8. Diskussion und Ausblick
8.1. Retrospektive
Eine Transcoding API bedeutet eigentlich die Möglichkeit per Standardmethoden komplexe Einstellungen an diesem Prozess vornehmen zu können. Deswegen heißt die in dieser Arbeit beschriebene Lösung Webvideopublishing API, oder kurz Webencoder API. Zwar wird vorwiegend von einem Transcoder Gebrauch gemacht, doch verfolgt das Programm primär das Ziel, ein Webvideo im allgemeinen, einen adaptiven HLS-Stream im engeren Sinn zu erstellen.
Zunächst wurde der Versuch unternommen, ein Mockup unter node.js zu erstellen. Die asynchrone Datenverarbeitung in Hinsicht auf jeden einzelnen Programmierbefehl war für mich jedoch nicht in einem vernünftigen Zeitraum zu beherrschen.

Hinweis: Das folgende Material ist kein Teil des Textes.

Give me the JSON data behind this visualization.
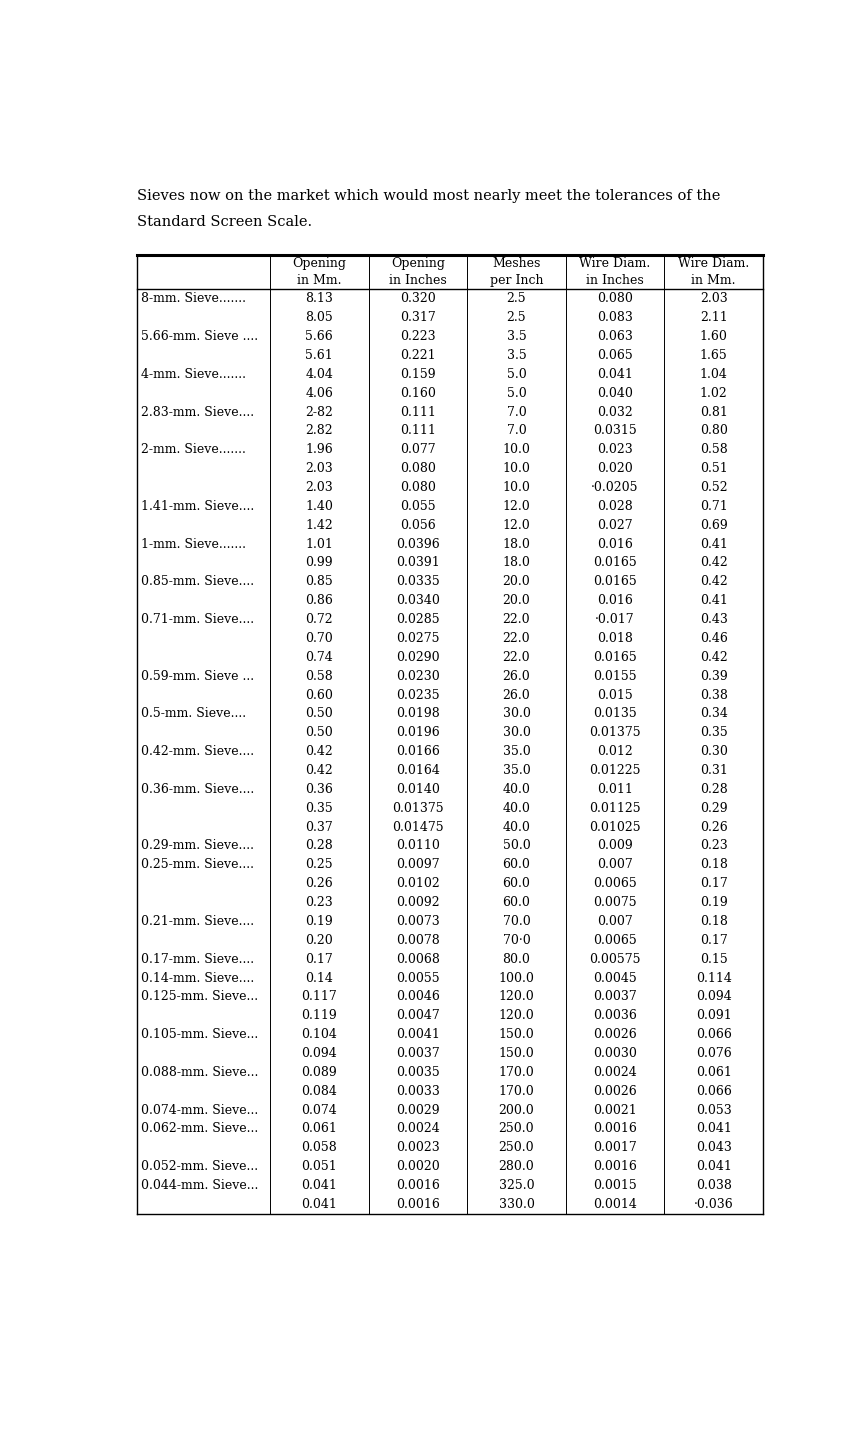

Deswegen habe ich die Umgebung nach mehreren Ansätzen zum LEMP-Stack (Linux-(E)nginx-MySQL-PHP) gewechselt.
Vor dem eigentlichen Beginn des produktiven Arbeitsabschnitts habe ich ein Datenbankschema entwickelt, in dem ich noch vorgesehen habe, dass die drei Typen von Tokens jeweils in den Datenbanktabellen Media und Token verteilt sind, da ich einen Zusammenhang zwischen der Art des Tokens und seiner Verwendung in den jeweiligen Objekten (UPLOAD.TOKEN in Token, MEDIA.TOKEN und WATCH.TOKEN in Media) gesehen habe. Im weiteren Arbeitsabschnitt habe ich festgestellt, dass eigentlich die Relation zwischen den Tokens und den Medien im Vordergrund steht und habe deswegen eine Tabelle für alle Tokens erstellt. Es hat sich ergeben, dass eine relationale Datenbankstruktur im Code viel leichter zu verändern ist. Nachdem ich eigentlich schon mit einen weiteren Arbeitsabschnitt abgeschlossen habe, habe ich den MEDIA.TOKEN-Typ in den Code mit Erfolg eingebaut. Des Weiteren wurde die /media/delete.php-Methode erst gegen Ende des praktischen Teils erstellt und es war ebenfalls überraschend, wie schnell man in einer objektorientierten Programmierweise bestimmte Änderungen vornehmen kann, damit eine weitere Methode Zugriff auf die Datenbestände mit einem minimalen Overhead an Datenbankabfragen bekommt.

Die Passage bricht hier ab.